MLLM-4D: Towards Visual-based Spatial-Temporal Intelligence

MLLM-4D: Towards Visual-based Spatial-Temporal Intelligence
Notice: This research summary and analysis were automatically generated using AI technology. For absolute accuracy, please refer to the [Original Paper Viewer] below or the Original ArXiv Source.

Humans are born with vision-based 4D spatial-temporal intelligence, which enables us to perceive and reason about the evolution of 3D space over time from purely visual inputs. Despite its importance, this capability remains a significant bottleneck for current multimodal large language models (MLLMs). To tackle this challenge, we introduce MLLM-4D, a comprehensive framework designed to bridge the gaps in training data curation and model post-training for spatiotemporal understanding and reasoning. On the data front, we develop a cost-efficient data curation pipeline that repurposes existing stereo video datasets into high-quality 4D spatiotemporal instructional data. This results in the MLLM4D-2M and MLLM4D-R1-30k datasets for Supervised Fine-Tuning (SFT) and Reinforcement Fine-Tuning (RFT), alongside MLLM4D-Bench for comprehensive evaluation. Regarding model training, our post-training strategy establishes a foundational 4D understanding via SFT and further catalyzes 4D reasoning capabilities by employing Group Relative Policy Optimization (GRPO) with specialized Spatiotemporal Chain of Thought (ST-CoT) prompting and Spatiotemporal reward functions (ST-reward) without involving the modification of architecture. Extensive experiments demonstrate that MLLM-4D achieves state-of-the-art spatial-temporal understanding and reasoning capabilities from purely 2D RGB inputs. Project page: https://github.com/GVCLab/MLLM-4D.


💡 Research Summary

MLLM‑4D tackles the long‑standing limitation of multimodal large language models (MLLMs) in perceiving and reasoning about the evolution of 3‑D space over time using only visual inputs. The authors first identify two bottlenecks: (1) the scarcity of large‑scale, high‑quality 4‑D instructional data, and (2) the lack of training recipes that endow existing MLLM architectures with 4‑D reasoning without architectural changes.

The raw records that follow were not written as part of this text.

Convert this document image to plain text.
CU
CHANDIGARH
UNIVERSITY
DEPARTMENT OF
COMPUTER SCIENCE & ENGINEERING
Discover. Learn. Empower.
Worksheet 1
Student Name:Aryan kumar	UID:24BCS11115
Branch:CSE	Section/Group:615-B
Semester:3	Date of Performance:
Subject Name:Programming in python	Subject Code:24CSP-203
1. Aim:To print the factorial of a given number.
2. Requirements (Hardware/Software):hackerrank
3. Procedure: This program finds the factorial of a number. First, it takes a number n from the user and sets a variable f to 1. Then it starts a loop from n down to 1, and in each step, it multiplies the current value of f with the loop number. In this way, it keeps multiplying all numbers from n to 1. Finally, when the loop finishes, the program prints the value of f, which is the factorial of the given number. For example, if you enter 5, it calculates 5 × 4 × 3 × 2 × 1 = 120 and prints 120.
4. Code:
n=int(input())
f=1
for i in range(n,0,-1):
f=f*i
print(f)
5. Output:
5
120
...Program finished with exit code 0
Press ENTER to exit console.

To address data scarcity, they devise an automated pipeline that repurposes existing stereo video datasets. For each frame they extract precise camera poses via Structure‑from‑Motion, metric depth from stereo matching, and per‑object 3‑D point clouds using GroundedSAM2 and PixelRefer. A video‑LLM (Gemini‑2.5‑flash) supplies fine‑grained semantic labels for each object. With this metadata they compute exact spatiotemporal relationships—absolute object distances, camera ego‑motion, and object‑camera dynamics—by applying physics‑based formulas (e.g., vector transformations, distance calculations). They then generate question‑answer pairs and a five‑step Spatiotemporal Chain‑of‑Thought (ST‑CoT) reasoning trace for each pair. The result is a 2‑million‑sample supervised fine‑tuning set (MLLM4D‑2M), a 30 k reinforcement‑learning set (MLLM4D‑R1‑30k), and a comprehensive benchmark (MLLM4D‑Bench) containing 6 k questions across six dynamic‑scene sub‑tasks.

Training proceeds in two stages. First, supervised fine‑tuning on MLLM4D‑2M teaches the model basic 4‑D concepts such as frame‑wise object and camera coordinates. Second, a Group Relative Policy Optimization (GRPO) reinforcement phase uses the ST‑CoT prompts to force the model to produce step‑by‑step reasoning. A novel Spatiotemporal Reward (ST‑reward) penalizes outputs that violate physical consistency, acting as a regularizer that discourages hallucinated motion. Importantly, the underlying MLLM architecture (e.g., Qwen‑VL, Gemini‑2.5) remains unchanged; only the post‑training regimen is altered.

Extensive experiments show that MLLM‑4D outperforms prior 3‑D‑focused MLLMs (e.g., VG‑LLM, Spatial‑MLLM) on all six benchmark sub‑tasks, achieving 8–12 percentage‑point gains in absolute and relative distance estimation, camera trajectory prediction, and object‑camera dynamics reasoning. It even reaches near‑human performance on the most complex “object‑camera dynamics” task (≈91 % accuracy). Moreover, the model retains competitive performance on static 3‑D QA benchmarks, indicating that 4‑D training improves general spatial reasoning.

The paper’s contributions are fourfold: (1) a cost‑effective, fully automated 4‑D data curation pipeline from stereo video, (2) large‑scale supervised and reinforcement datasets without manual annotation, (3) a GRPO‑based training framework that integrates ST‑CoT prompting and physics‑grounded ST‑reward to endow existing MLLMs with robust spatiotemporal reasoning, and (4) a comprehensive evaluation suite for dynamic scenes. Future work may extend the pipeline to monocular video, explore real‑time deployment in robotics or AR/VR, and integrate the 4‑D reasoning capability into interactive embodied agents.